Thursday, July 30, 2015

126,720 inches

So did I tell you I am moving? Kidding, I won't make every post from now until September about how I am moving. Just, like, 80% of them. The other 20% will be about the evils of palm oil, the importance of Planned Parenthood, and why I want to adopt a kitten and name it Yuki Noguchi. But for reals, I am looking forward to being in an area which is, according to the trusted Google Map, two miles to every HOT SPOT depending on which direction you are facing. For example, I am two miles from Liberty Park, two miles from Red Butte Gardens, two miles from REI and a parking lot full of Subarus with Bernie Sanders bumper stickers, and a weeeee bit over two miles to Trader Joe's. I know, right?! I better actually take advantage of my close proximity to "cool shit" this time around because I sure didn't when I lived on South Temple. I mean, I did go to City Creek every once in awhile with my dad, but it filled me with so much deep sadness and frustration and I always got lost/frightened of the Mountie-looking security officers. They really are awful, aren't they? ENOUGH! Enough about malls. Why must all of my thoughts lead to shopping centers? The vast wastelands of America.

Anyway, MOVING. I figure I'll just chill out now and then pack like a maniac the week/night before I move. That's fine, right? Sure, as long as it gets done. I ain't gonna be graded on this move, okay? My grand exodus out of Utah County isn't a midterm. And it's lucky for me that I am currently on this minimalist kick. I own nothing but a robe and a notebook and a tube of Chapstick! Follow me! <--- Not true, but maybe one day.
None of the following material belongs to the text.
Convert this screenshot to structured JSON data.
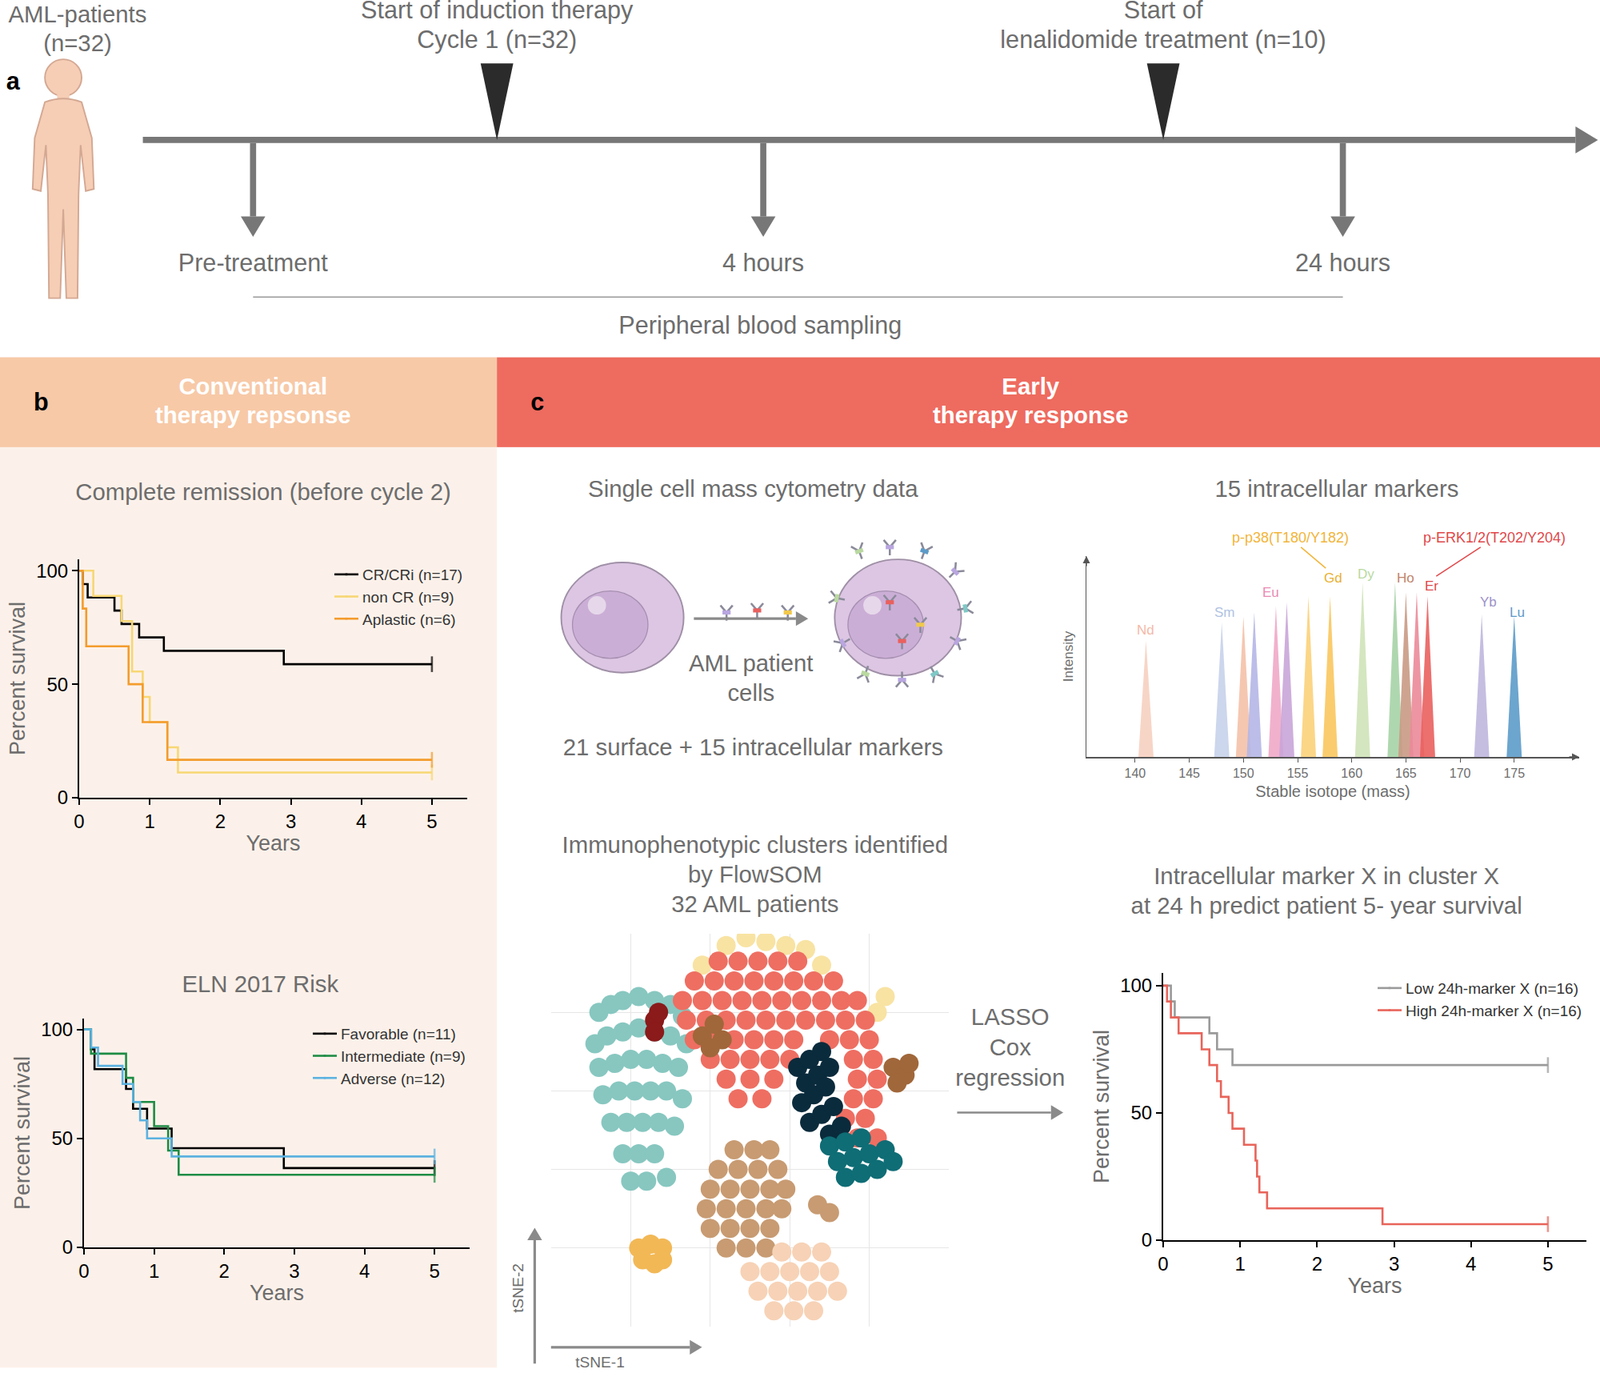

I hope that with my move I'll be able to become more involved in organizations that are important to me, groups that are committed to making a change. I won't overwhelm myself with activities and obligations, though, because then I'll do NONE of them. Plus (and this is a very big plus), I kinda sorta really have to find a job first. You know, I've lived a fairly reeeeelaxed existence for awhile now, pretending like I am not an adult and do not have very many responsibilities. Hahahahaha, how very untrue that is. Time to step up to the plate, Meg! And, uh, swing at all of those pitches! And maybe hit a home run! And run backwards, confusing the officials! Time to publicly humiliate yourself on national television by not understanding the basic rules of baseball, yet somehow you still win the game! You did it! MVP!

Okay, moving on and leaving the topic of moving behind, what's up? Like, what do you guys and girls want to talk about? Let's have a discussion! A discussion about police brutality, a discussion about drilling in Alaska, a discussion about the election and resurrection and fungal infection and point of intersection. Let's discuss it all.